英語の学習を想起してもらえば分かってもらえるだろうが、
例えば、
T + h + i + s というアルファベット一文字一文字を確認して、This(これ)という単語なのね、と理解するのが英語学習のもっとも初期のプロセスだとすれば、
This, That, It, These, whoなど、単語を一目見て、その単語であると「まとまりで理解する」事が、まずは英語力向上の第一歩となりうる。
アルファベット一文字 → 単語 へと、「まとまりの理解」が進んだわけだ。
そして、学習がより進めば、

Everybody, if I could have your attention please, I'd like to introduce the newest addition to our faculty.
というような文章も、
単語ごと、つまり、みんなが、もし、わたしが、かのうなら、えーと、あなたの...
というような理解ではなく、
「Everybody」
「if I could have your attention please」
「I'd like to introduce / the newest addition /to our faculty.」
のような、「まとまり」に分けて理解する事ができる。
(それを文法用語を使えば、「節」に分けて...と言えるだろう。)

自明な「関連性」ではなく、より広くの、より高くの、関連性を見いだせる力というのが、賢さだと思う。
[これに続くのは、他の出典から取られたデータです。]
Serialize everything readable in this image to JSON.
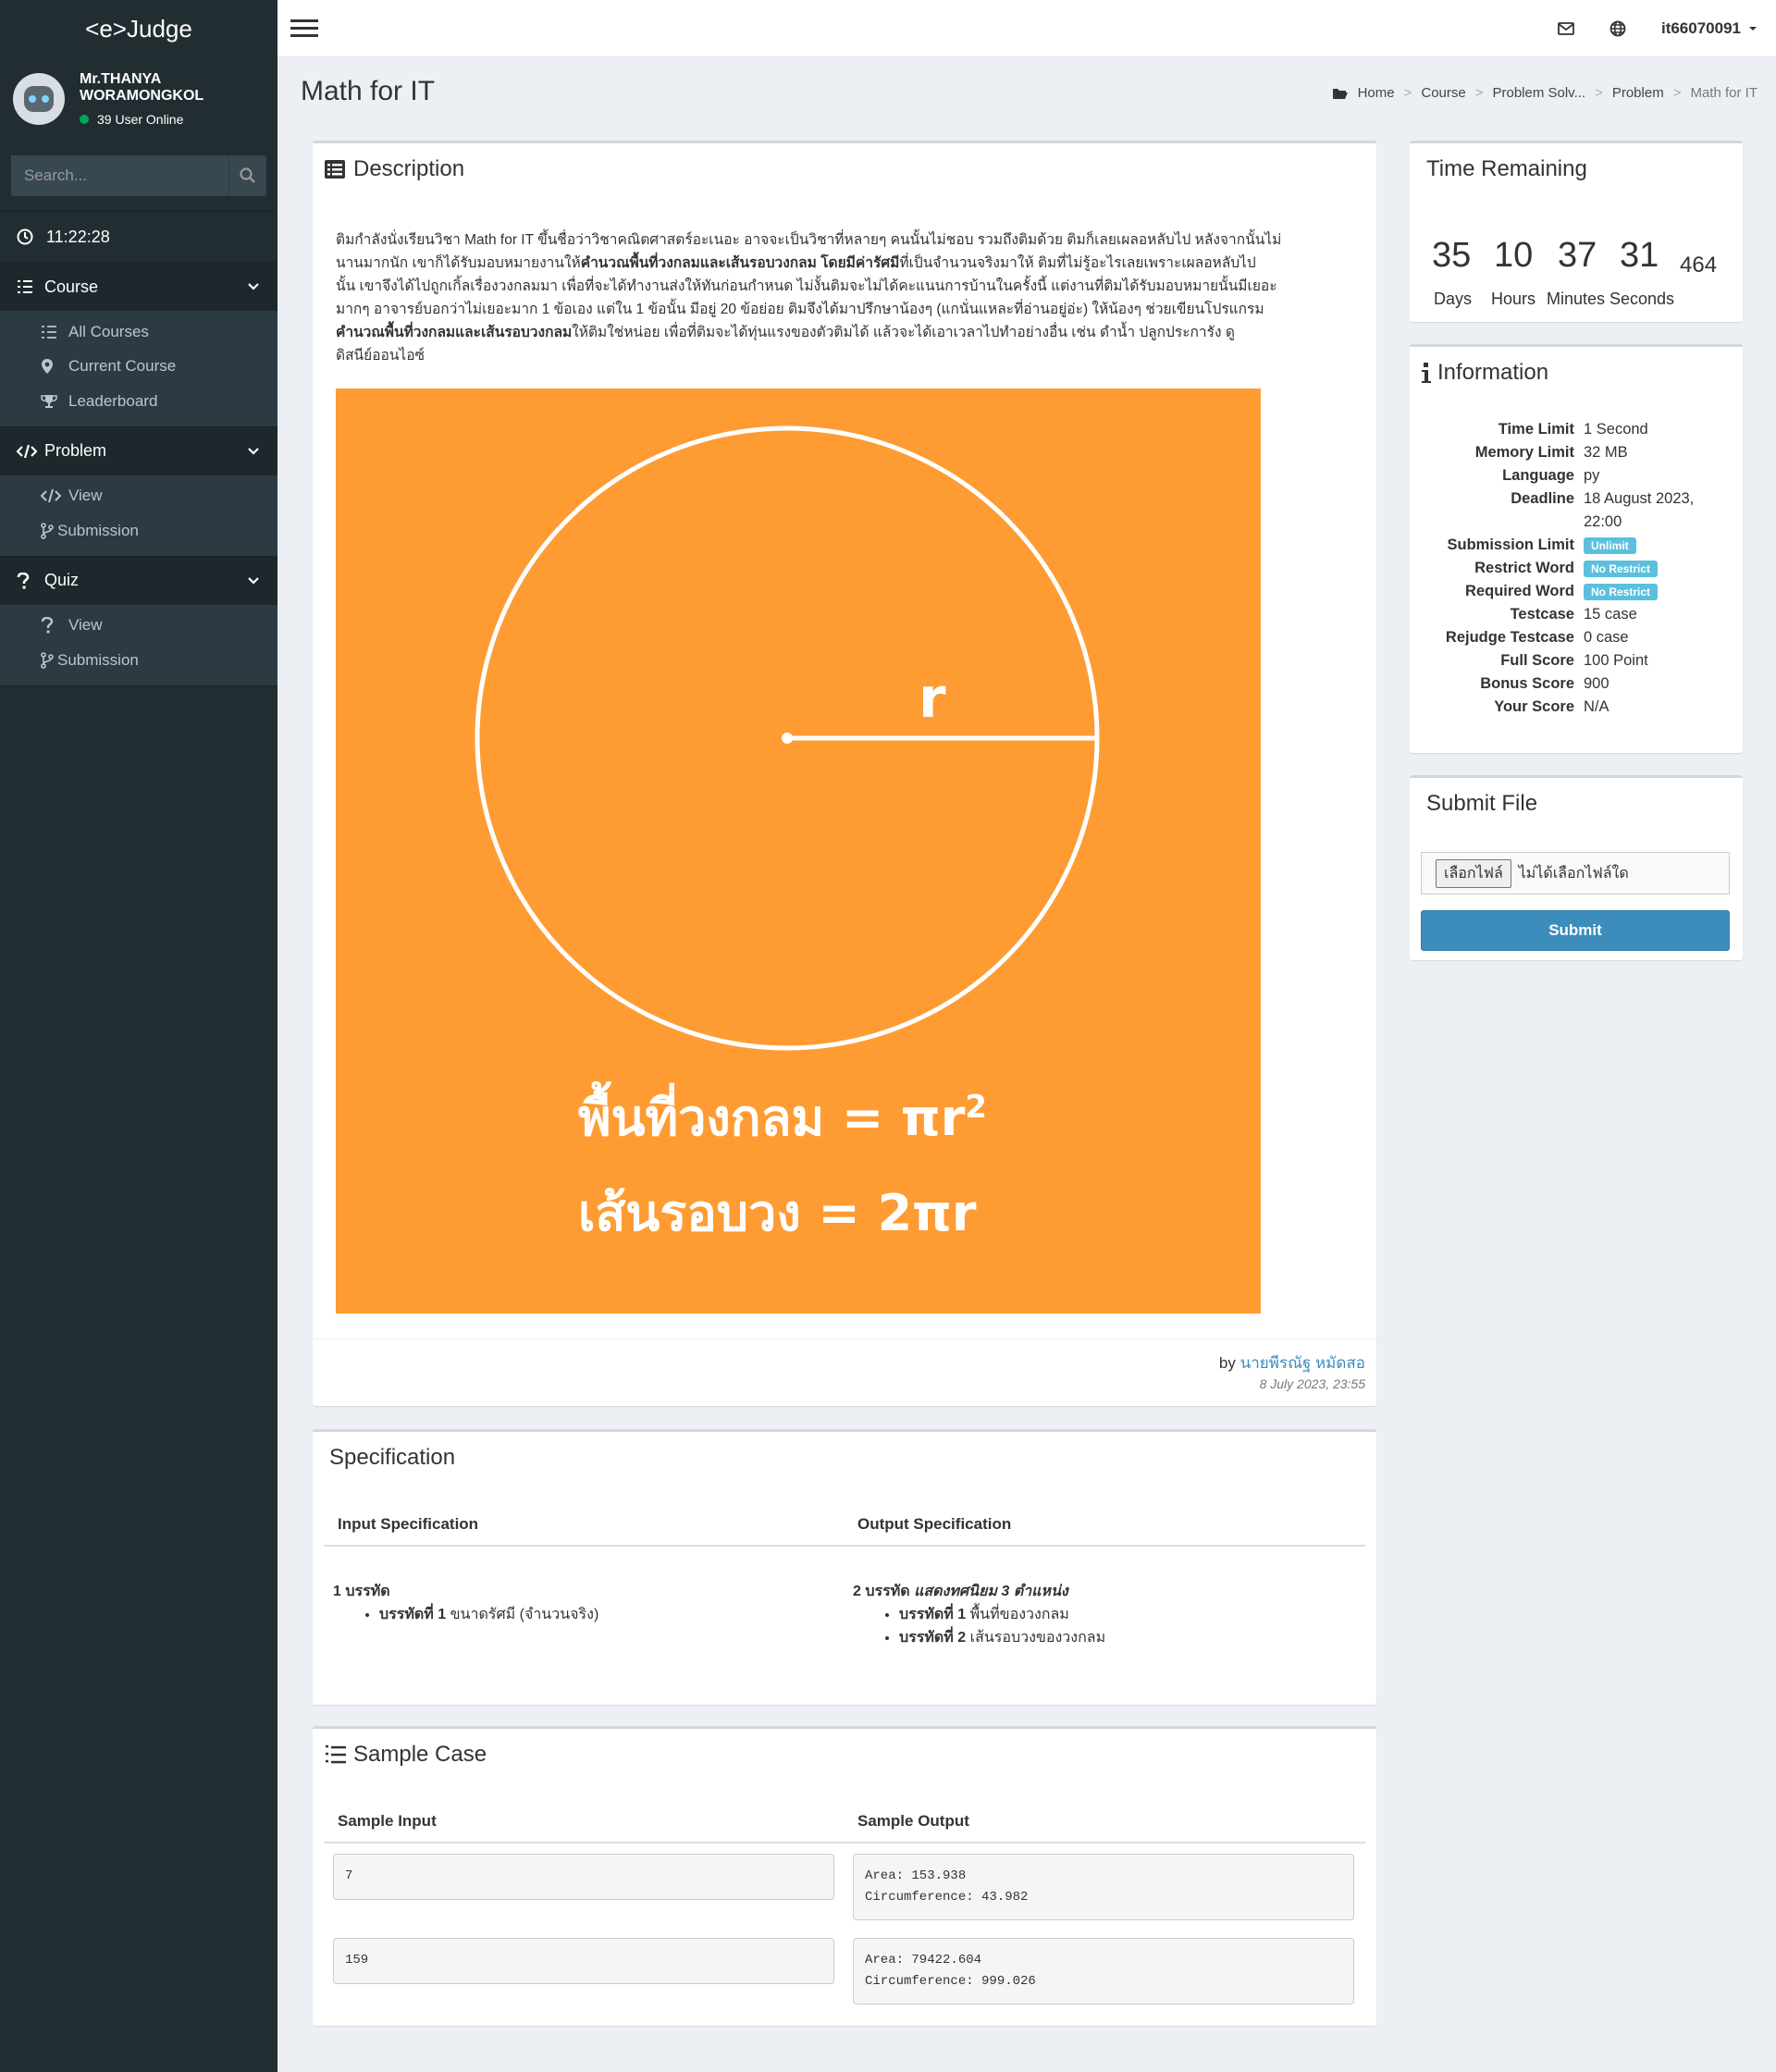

だが、逆の視点から見れば、何かを教える際、伝える際の「わかりやすさ」とは、「まとまり」の事だとも言える。
一つは
・「まとまり」で説明する。
もう一つは
・「まとまり」を作るように指導する。

前者は、当たり前のことだし、よく実行されている事だが、
全体を俯瞰して説明→小項目に降りてきて説明。
というようなスタイルで、上手な先生は誰でも実行している。

後者はしかし、実行している人はそんなにいないのではないだろうか?
例えば、小学生の子供がいるなら、

32 - 6 × 4 + 3 - 16÷2 = ?

といった問題があったとき、プラスとマイナスを間違えて計算する、という事はよく見られるケースだ。
そして、保護者や教師は、往々にして「プラスやマイナスを強調しろ!」と指導を行う。
しかし、本当に意味があるのは、例えば、
「- 6 × 4」というまとまりで、あるいは、「- 16÷2」というまとまりなのだ。

よくある指導のように
32 「-」 6 × 4 + 3 「-」 16÷2 = ?
というのは、実は問題を分かりにくくしているだけではないだろうか?

それをやるのであれば、
32 「- 6 × 4」 + 3 「- 16÷2」 = ?
とか、
32 - 6 × 4 + 3 - 16÷2 = ?
とした方が、はるかに分かりやすくないだろうか?

こういった問題で、−、や÷「だけ」に○を入れて強調している子供を見て、少しそう思った。